Meta FAIR has introduced the Code World Model (CWM), a powerful 32-billion-parameter dense decoder-only large language model designed to enhance code generation by integrating world modeling. Unlike traditional models trained solely on static source code, CWM learns from dynamic execution traces and extended agent-environment interactions, enabling a deeper understanding of code behavior.
Revolutionizing Code Learning Through Execution Prediction
CWM’s training process incorporates two extensive categories of observation-action sequences: (1) Python interpreter execution traces that capture the state of local variables after each line runs, and (2) agent-driven interactions within Dockerized code repositories, which include code edits, shell commands, and test results. This approach grounds the model in the semantics of code-how program state changes over time-rather than just its syntax.
To amass this rich dataset, the team developed executable repository images from thousands of GitHub projects. They then employed a specialized software-engineering agent, dubbed “ForagerAgent,” to explore multi-step trajectories within these environments. The dataset comprises approximately 3 million trajectories spanning around 10,000 images and 3,150 repositories, featuring variations such as mutate-fix and issue-fix scenarios.
Architecture and Extended Context Capabilities
CWM is built as a dense, decoder-only Transformer model without mixture-of-experts (MoE) components. It consists of 64 layers and utilizes advanced techniques including GQA attention (48 query heads / 8 key-value heads), SwiGLU activation, RMSNorm normalization, and Scaled Rotary Positional Embeddings (RoPE). The model’s attention mechanism alternates between local windows of 8,000 tokens and global sliding windows of 131,000 tokens, enabling an unprecedented effective context length of 131k tokens. Training employs document-causal masking to maintain autoregressive properties.
Comprehensive Training Pipeline: From Pretraining to Reinforcement Learning
- Initial pretraining involved processing 8 trillion tokens, focusing heavily on code, with an 8k token context window.
- Mid-training added 5 trillion tokens using the extended 131k token context, incorporating Python execution traces, ForagerAgent-generated data, pull request diffs, intermediate representations, compiler outputs, Triton kernels, and Lean theorem-proving code.

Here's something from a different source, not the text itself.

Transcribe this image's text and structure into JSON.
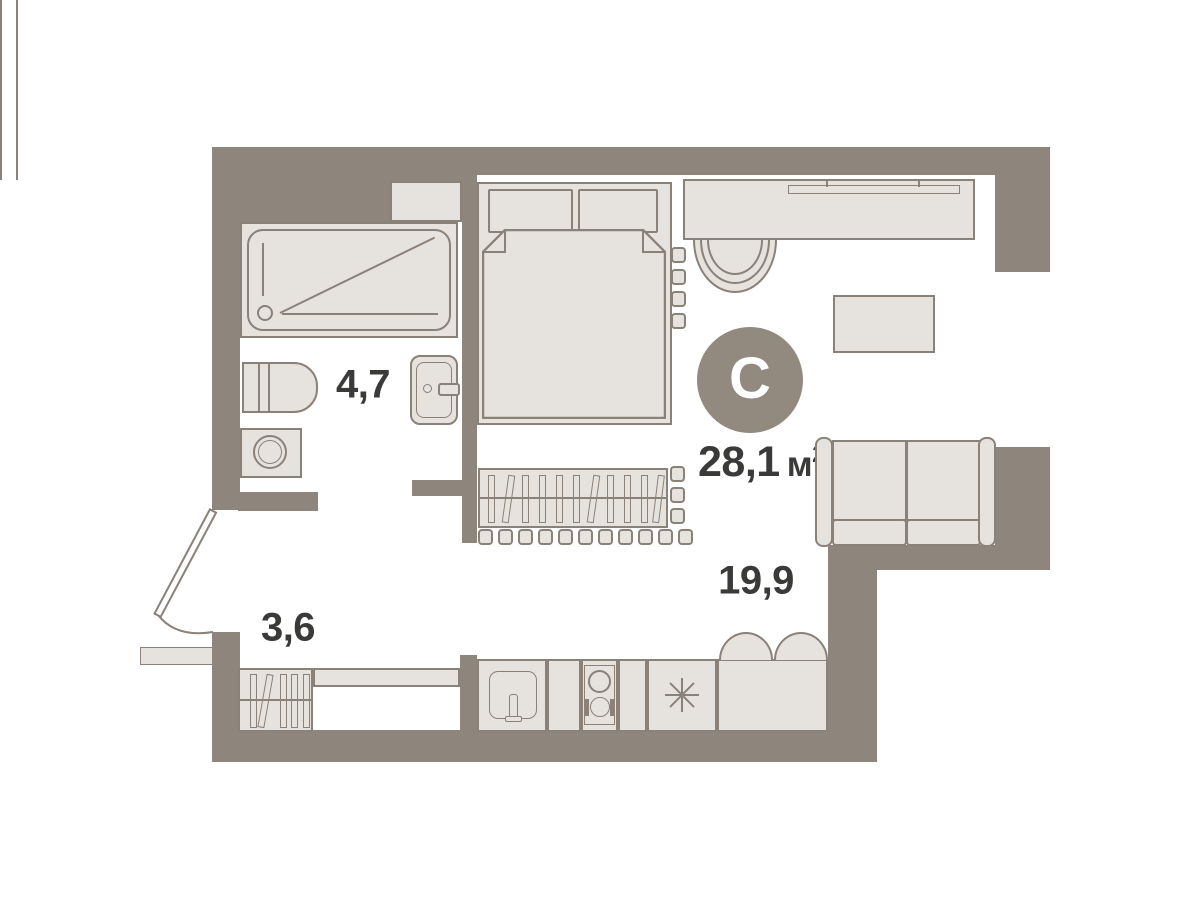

- Post-training included a 100 billion-token supervised fine-tuning (SFT) phase to enhance instruction-following and reasoning abilities, followed by approximately 172 billion tokens of multi-task reinforcement learning (RL). This RL phase targeted verifiable coding tasks, mathematical problem solving, and multi-turn software engineering environments, leveraging a GRPO-style algorithm and a minimal toolset (bash, edit, create, submit commands).

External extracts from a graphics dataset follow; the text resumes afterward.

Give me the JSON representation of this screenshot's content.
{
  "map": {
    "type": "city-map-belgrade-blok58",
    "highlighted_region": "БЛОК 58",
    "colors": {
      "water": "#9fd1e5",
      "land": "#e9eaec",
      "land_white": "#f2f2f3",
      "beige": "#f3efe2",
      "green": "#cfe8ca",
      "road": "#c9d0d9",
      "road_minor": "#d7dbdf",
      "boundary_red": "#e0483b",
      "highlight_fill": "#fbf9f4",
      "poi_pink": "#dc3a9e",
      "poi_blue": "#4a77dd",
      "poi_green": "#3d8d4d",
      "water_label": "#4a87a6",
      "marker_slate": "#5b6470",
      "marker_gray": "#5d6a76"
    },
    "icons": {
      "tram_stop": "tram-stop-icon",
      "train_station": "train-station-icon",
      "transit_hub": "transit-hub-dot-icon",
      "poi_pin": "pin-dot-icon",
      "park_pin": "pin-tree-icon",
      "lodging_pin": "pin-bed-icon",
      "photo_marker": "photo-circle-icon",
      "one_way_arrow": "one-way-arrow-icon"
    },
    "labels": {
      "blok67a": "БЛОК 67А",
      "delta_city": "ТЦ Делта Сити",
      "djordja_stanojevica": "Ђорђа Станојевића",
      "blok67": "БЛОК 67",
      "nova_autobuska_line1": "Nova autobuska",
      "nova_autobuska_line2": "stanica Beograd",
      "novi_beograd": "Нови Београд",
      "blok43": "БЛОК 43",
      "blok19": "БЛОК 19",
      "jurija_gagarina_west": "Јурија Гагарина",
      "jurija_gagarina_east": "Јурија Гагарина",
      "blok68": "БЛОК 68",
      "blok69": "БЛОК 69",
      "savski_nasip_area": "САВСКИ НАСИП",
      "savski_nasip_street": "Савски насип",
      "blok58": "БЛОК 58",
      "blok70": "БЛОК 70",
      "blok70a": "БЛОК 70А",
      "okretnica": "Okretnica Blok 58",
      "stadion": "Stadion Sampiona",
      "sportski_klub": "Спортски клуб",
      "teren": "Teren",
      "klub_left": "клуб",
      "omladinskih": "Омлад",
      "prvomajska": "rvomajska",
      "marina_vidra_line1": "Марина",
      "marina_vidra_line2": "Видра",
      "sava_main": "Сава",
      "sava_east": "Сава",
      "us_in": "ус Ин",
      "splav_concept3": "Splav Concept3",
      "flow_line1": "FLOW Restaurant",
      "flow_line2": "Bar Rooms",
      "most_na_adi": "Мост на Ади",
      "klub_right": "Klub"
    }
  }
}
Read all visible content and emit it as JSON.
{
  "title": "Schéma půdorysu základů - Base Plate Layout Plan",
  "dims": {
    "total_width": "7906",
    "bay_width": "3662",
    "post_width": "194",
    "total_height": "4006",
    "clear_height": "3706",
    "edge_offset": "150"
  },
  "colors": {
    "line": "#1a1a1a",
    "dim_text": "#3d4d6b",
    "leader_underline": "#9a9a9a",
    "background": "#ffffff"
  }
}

- Optimized quantized inference allows the model to run efficiently on a single 80 GB NVIDIA H100 GPU.
Performance Benchmarks and Evaluation
CWM demonstrates strong results across several benchmarks, with pass@1 accuracy and scores as follows (noting test-time scaling where applicable):
- SWE-bench Verified: 65.8%
- LiveCodeBench-v5: 68.6%; LiveCodeBench-v6: 63.5%
- Math-500: 96.6%; AIME-24: 76.0%; AIME-25: 68.2%
- CruxEval-Output: 94.3%
These results position CWM competitively against other open-weight models of similar size and even some larger or proprietary models, particularly on the SWE-bench Verified tasks.
The Importance of World Modeling in Code Generation
CWM’s design highlights two key functional capabilities:
- Execution-trace prediction: Given a function and an initial execution state, CWM can forecast stack frames (local variables) and the next executed line in a structured format. This feature acts as a “neural debugger,” enabling reasoning about code behavior without running it live.

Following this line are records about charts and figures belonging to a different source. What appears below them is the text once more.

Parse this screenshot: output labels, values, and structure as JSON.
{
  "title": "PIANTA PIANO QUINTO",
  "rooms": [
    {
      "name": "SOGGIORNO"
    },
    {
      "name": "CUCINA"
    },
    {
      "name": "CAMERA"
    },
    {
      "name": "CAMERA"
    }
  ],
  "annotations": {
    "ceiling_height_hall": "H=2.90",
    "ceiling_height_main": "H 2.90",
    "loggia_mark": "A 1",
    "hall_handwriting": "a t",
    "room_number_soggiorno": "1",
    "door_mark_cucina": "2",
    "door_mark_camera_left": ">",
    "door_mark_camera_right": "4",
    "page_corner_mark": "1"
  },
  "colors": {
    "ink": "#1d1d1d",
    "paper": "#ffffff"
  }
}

- Agentic coding: The model engages in multi-turn reasoning with tool usage within real repositories, validated by hidden tests and patch similarity rewards. This trains CWM to identify bugs and produce complete end-to-end patches (git diffs) rather than isolated code snippets.
Technical Highlights and Innovations
- Tokenizer: Based on the Llama-3 family, with reserved control tokens to mark trace and reasoning segments during supervised fine-tuning.
- Attention pattern: A 3:1 ratio of local to global attention windows is repeated throughout the model’s depth. Long-context training uses large token batch sizes to stabilize gradient updates.
- Compute scaling: Learning rate and batch size schedules are informed by internal scaling law experiments, optimized for the overheads of long-context training.
Conclusion: Advancing Grounded Code Generation
CWM represents a significant advancement in grounded code generation by combining a large dense transformer with execution-trace learning and agentic, test-verified patch generation. Meta FAIR has released intermediate and post-trained checkpoints under a Non-Commercial Research License, providing a valuable resource for reproducible research on long-context, execution-aware coding models without conflating research with production deployment.